What is astonishing is the outright contempt with which Huckabee treats the religious right establishment and its leadership. His sense of betrayal courses through the chapter on the subject, in which he laments that he has now been made “politically homeless,” declaring that the “generals” of the movement are going to be surprised with they see their foot soldiers abandon them for true leaders—presumably, Huckabee and the gaggle of right-wing figures who supported his campaign.

“[I]n so many ways, I was the perfect choice for them. I was not coming to them, I was coming from them,” Huckabee writes, going on to complain that “none of the candidates had accomplished more on the life issues than I had—no one,” and that “no one in the race supported traditional marriage more strongly than I did.” And yet the religious right establishment was not only lukewarm to his candidacy, most were downright hostile.
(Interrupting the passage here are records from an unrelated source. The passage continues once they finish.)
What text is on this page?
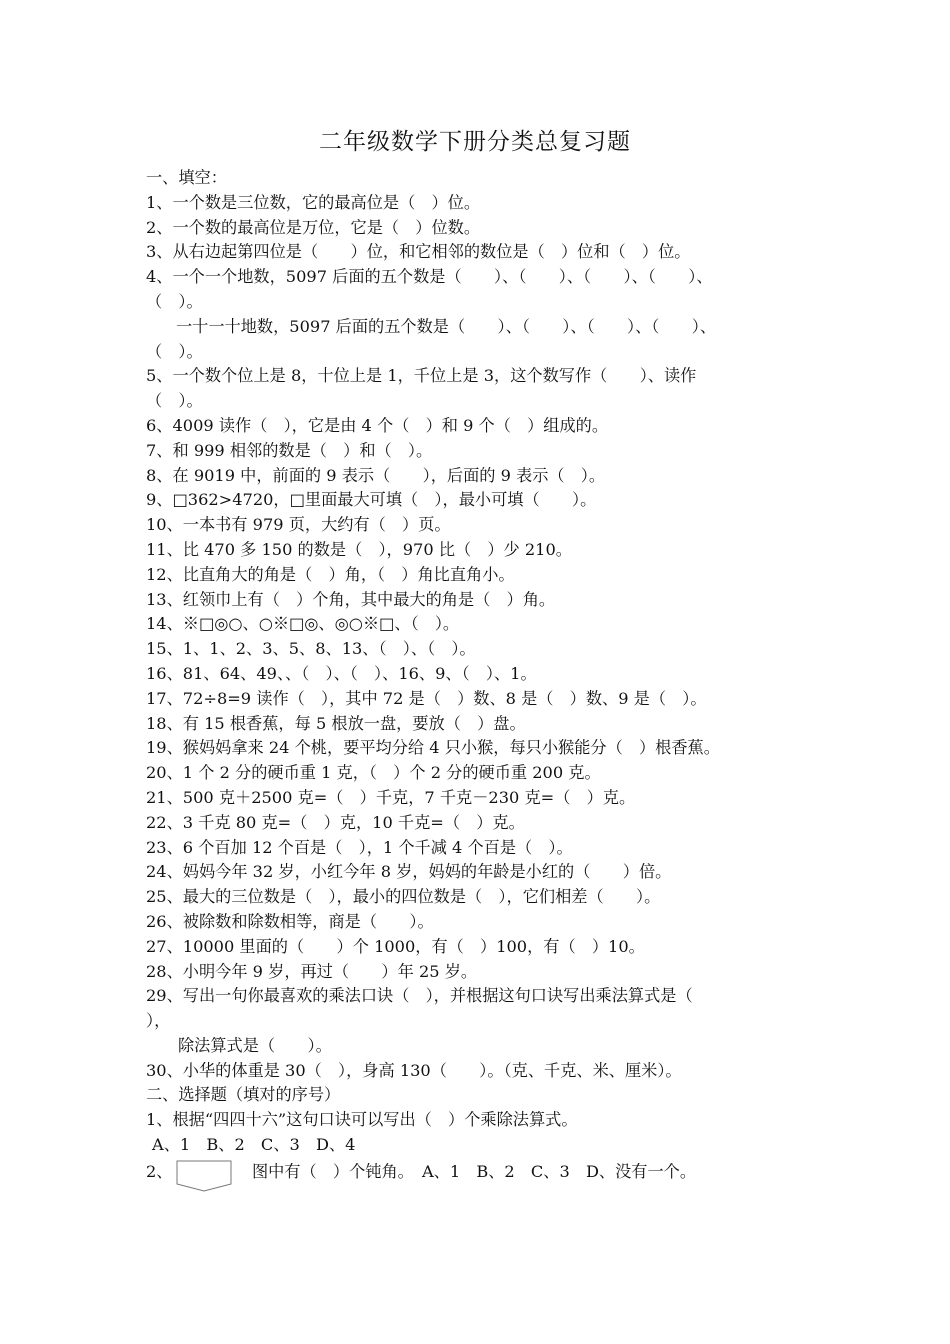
二年级数学下册分类总复习题
一、填空：
1、一个数是三位数，它的最高位是（　）位。
2、一个数的最高位是万位，它是（　）位数。
3、从右边起第四位是（　　）位，和它相邻的数位是（　）位和（　）位。
4、一个一个地数，5097 后面的五个数是（　　）、（　　）、（　　）、（　　）、
（　）。
一十一十地数，5097 后面的五个数是（　　）、（　　）、（　　）、（　　）、
（　）。
5、一个数个位上是 8，十位上是 1，千位上是 3，这个数写作（　　）、读作
（　）。
6、4009 读作（　），它是由 4 个（　）和 9 个（　）组成的。
7、和 999 相邻的数是（　）和（　）。
8、在 9019 中，前面的 9 表示（　　），后面的 9 表示（　）。
9、□362>4720，□里面最大可填（　），最小可填（　　）。
10、一本书有 979 页，大约有（　）页。
11、比 470 多 150 的数是（　），970 比（　）少 210。
12、比直角大的角是（　）角，（　）角比直角小。
13、红领巾上有（　）个角，其中最大的角是（　）角。
14、※□◎○、○※□◎、◎○※□、（　）。
15、1、1、2、3、5、8、13、（　）、（　）。
16、81、64、49、、（　）、（　）、16、9、（　）、1。
17、72÷8=9 读作（　），其中 72 是（　）数、8 是（　）数、9 是（　）。
18、有 15 根香蕉，每 5 根放一盘，要放（　）盘。
19、猴妈妈拿来 24 个桃，要平均分给 4 只小猴，每只小猴能分（　）根香蕉。
20、1 个 2 分的硬币重 1 克，（　）个 2 分的硬币重 200 克。
21、500 克＋2500 克=（　）千克，7 千克－230 克=（　）克。
22、3 千克 80 克=（　）克，10 千克=（　）克。
23、6 个百加 12 个百是（　），1 个千减 4 个百是（　）。
24、妈妈今年 32 岁，小红今年 8 岁，妈妈的年龄是小红的（　　）倍。
25、最大的三位数是（　），最小的四位数是（　），它们相差（　　）。
26、被除数和除数相等，商是（　　）。
27、10000 里面的（　　）个 1000，有（　）100，有（　）10。
28、小明今年 9 岁，再过（　　）年 25 岁。
29、写出一句你最喜欢的乘法口诀（　），并根据这句口诀写出乘法算式是（
），
除法算式是（　　）。
30、小华的体重是 30（　），身高 130（　　）。（克、千克、米、厘米）。
二、选择题（填对的序号）
1、根据“四四十六”这句口诀可以写出（　）个乘除法算式。
A、1　B、2　C、3　D、4
2、	图中有（　）个钝角。　A、1　B、2　C、3　D、没有一个。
Huckabee attacks the influential Arlington Group for jerking him around and goes after several high-profile leaders by name: Pat Robertson, John Hagee, Rod Parsley, Bob Jones III, and especially Gary Bauer, whom he calls “politically clueless.”

In the end, Huckabee declares that the movement is no longer led by “clear-minded and deeply-rooted prophets with distinct moral lines,” but rather by “political operatives…whose goal was to be included and invited” to hobnob with the insiders. Yet Huckabee concludes that, in the end, it was probably best that the religious right establishment didn’t back him because they would have just “thought that they were solely responsible for any success I might have had.”

The fact that Huckabee was able to do so well without their support is clearly a great source for pride for him, so much so that he declares that the success of his campaign will be the harbinger of a “new wave of leaders…[with] prophetic voices…[who are] determined to follow their convictions instead of the conventional wisdom.” Those constituting this “new wave” of leadership, according to Huckabee, is a veritable who’s who of fringe right-wing second-stringers like Janet Folger, Don Wildmon, Michael Farris, Rick Scarborough, Mat Staver, and David Barton. The one thing they all have in common, interestingly enough, is that they endorsed Mike Huckabee.

If Huckabee really wants to become the Right’s choice in 2012, he’s going to have to start doing a lot more defending and a lot less criticizing of its leadership.